Pushing to main without changing the version does nothing: the workflow triggers only on changes to pyproject.toml, and its guard skips any version whose tag already exists.

How to cut a release (maintainers)

# 1. Bump the version in pyproject.toml:
#      full release:  version = "0.2.4"
#      pre-release:   version = "0.2.4a1"   (PEP 440: aN / bN / rcN / .devN)
# 2. Commit and push to main:
git add pyproject.toml
git commit -m "version bump"
git push origin main
# 3. Watch it: Actions tab -> "Release to PyPI" -> Test -> Build -> Publish -> Tag vX.Y.Z

Consumers install a normal release with pip install pylmm3 (or uv add pylmm3); a pre-release needs pip install --pre pylmm3 or an explicit pin (pylmm3==0.2.4a1).
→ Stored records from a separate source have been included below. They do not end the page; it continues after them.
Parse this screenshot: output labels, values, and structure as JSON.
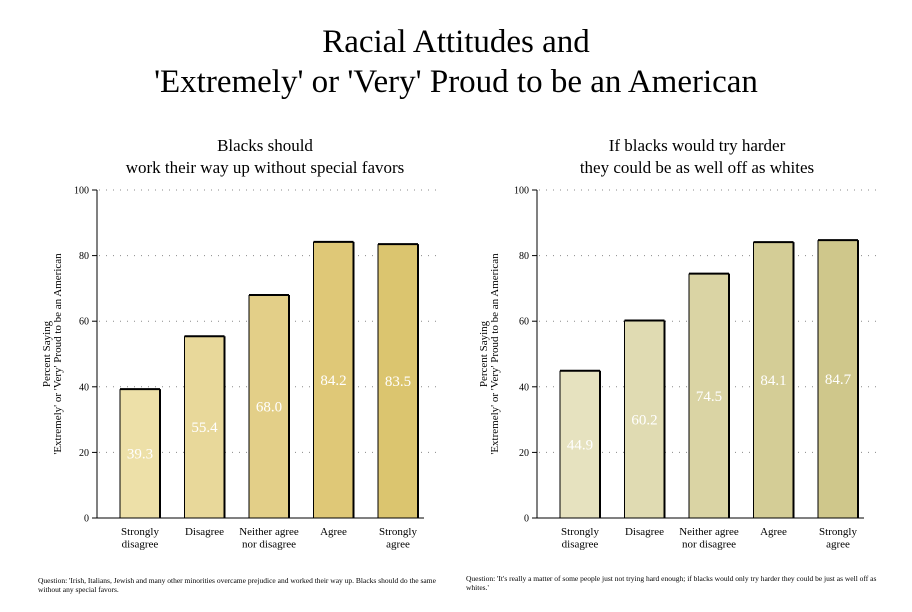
{
  "page": {
    "title_line1": "Racial Attitudes and",
    "title_line2": "'Extremely' or 'Very' Proud to be an American"
  },
  "chart_data": [
    {
      "type": "bar",
      "title_line1": "Blacks should",
      "title_line2": "work their way up without special favors",
      "ylabel_line1": "Percent Saying",
      "ylabel_line2": "'Extremely' or 'Very' Proud to be an American",
      "ylim": [
        0,
        100
      ],
      "yticks": [
        0,
        20,
        40,
        60,
        80,
        100
      ],
      "categories": [
        [
          "Strongly",
          "disagree"
        ],
        [
          "Disagree"
        ],
        [
          "Neither agree",
          "nor disagree"
        ],
        [
          "Agree"
        ],
        [
          "Strongly",
          "agree"
        ]
      ],
      "values": [
        39.3,
        55.4,
        68.0,
        84.2,
        83.5
      ],
      "labels": [
        "39.3",
        "55.4",
        "68.0",
        "84.2",
        "83.5"
      ],
      "colors": [
        "#ede0a8",
        "#e8d89a",
        "#e3cf88",
        "#dfc877",
        "#dbc56f"
      ],
      "grid": true,
      "footnote": "Question: 'Irish, Italians, Jewish and many other minorities overcame prejudice and worked their way up. Blacks should do the same without any special favors."
    },
    {
      "type": "bar",
      "title_line1": "If blacks would try harder",
      "title_line2": "they could be as well off as whites",
      "ylabel_line1": "Percent Saying",
      "ylabel_line2": "'Extremely' or 'Very' Proud to be an American",
      "ylim": [
        0,
        100
      ],
      "yticks": [
        0,
        20,
        40,
        60,
        80,
        100
      ],
      "categories": [
        [
          "Strongly",
          "disagree"
        ],
        [
          "Disagree"
        ],
        [
          "Neither agree",
          "nor disagree"
        ],
        [
          "Agree"
        ],
        [
          "Strongly",
          "agree"
        ]
      ],
      "values": [
        44.9,
        60.2,
        74.5,
        84.1,
        84.7
      ],
      "labels": [
        "44.9",
        "60.2",
        "74.5",
        "84.1",
        "84.7"
      ],
      "colors": [
        "#e6e2bf",
        "#e0dbb2",
        "#dad4a4",
        "#d4cd96",
        "#cfc78b"
      ],
      "grid": true,
      "footnote": "Question: 'It's really a matter of some people just not trying hard enough; if blacks would only try harder they could be just as well off as whites.'"
    }
  ]
}
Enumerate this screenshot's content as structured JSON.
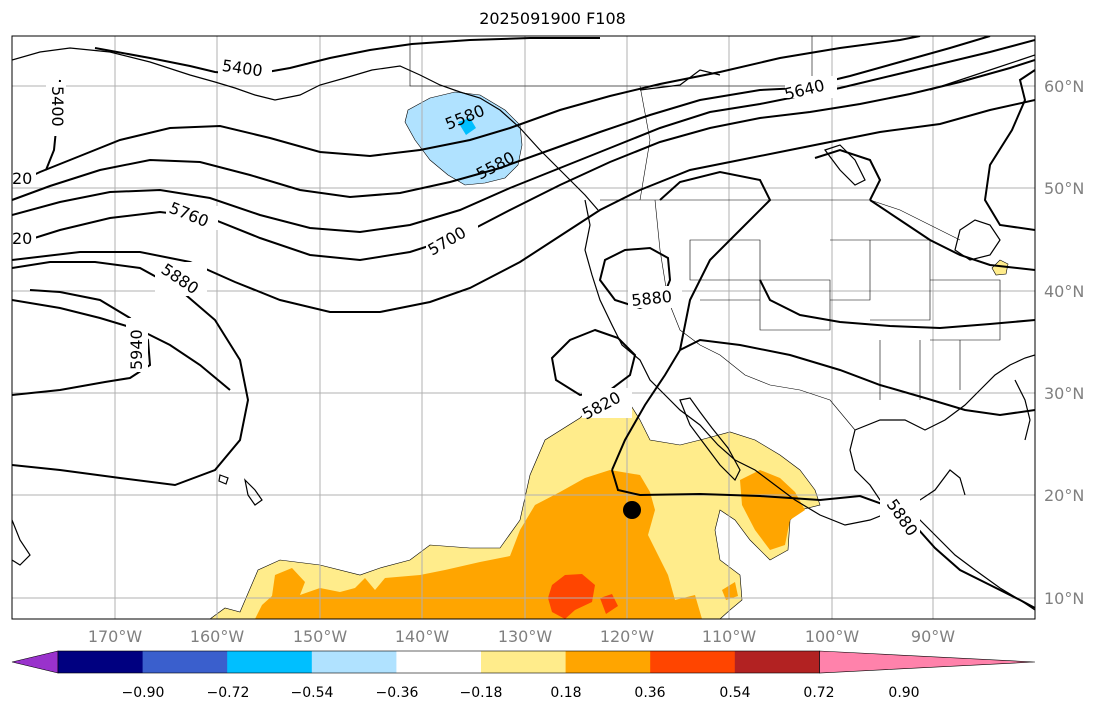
{
  "title": "2025091900 F108",
  "map": {
    "lon_labels": [
      "170°W",
      "160°W",
      "150°W",
      "140°W",
      "130°W",
      "120°W",
      "110°W",
      "100°W",
      "90°W"
    ],
    "lat_labels": [
      "60°N",
      "50°N",
      "40°N",
      "30°N",
      "20°N",
      "10°N"
    ],
    "contour_labels": [
      "5400",
      "5400",
      "5640",
      "5580",
      "5580",
      "20",
      "20",
      "5760",
      "5700",
      "5880",
      "5940",
      "5880",
      "5820",
      "5880"
    ],
    "marker": "storm-center-dot"
  },
  "colorbar": {
    "ticks": [
      "−0.90",
      "−0.72",
      "−0.54",
      "−0.36",
      "−0.18",
      "0.18",
      "0.36",
      "0.54",
      "0.72",
      "0.90"
    ],
    "colors": [
      "#9932CC",
      "#000080",
      "#3A5FCD",
      "#00BFFF",
      "#B0E2FF",
      "#FFFFFF",
      "#FFEC8B",
      "#FFA500",
      "#FF4500",
      "#B22222",
      "#FF82AB"
    ]
  }
}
The one-time PyPI setup (Trusted Publishing), the API-token fallback, and how to test an unreleased version against downstream projects are in RELEASING.md.


Authors

pylmm3 is developed and maintained at The Jackson Laboratory:

Name Email
Matt Vincent matt.vincent@jax.org
Nick Sebasco nick.sebasco@jax.org

pylmm3 is a Python 3 port of the original pylmm by Nicholas A. Furlotte.


License

Copyright © 2015 Nicholas A. Furlotte
Copyright © 2024–2026 The Jackson Laboratory

pylmm3 is free software licensed under the GNU Affero General Public License v3.0 or later.

This program is distributed in the hope that it will be useful, but WITHOUT ANY WARRANTY; without even the implied warranty of MERCHANTABILITY or FITNESS FOR A PARTICULAR PURPOSE.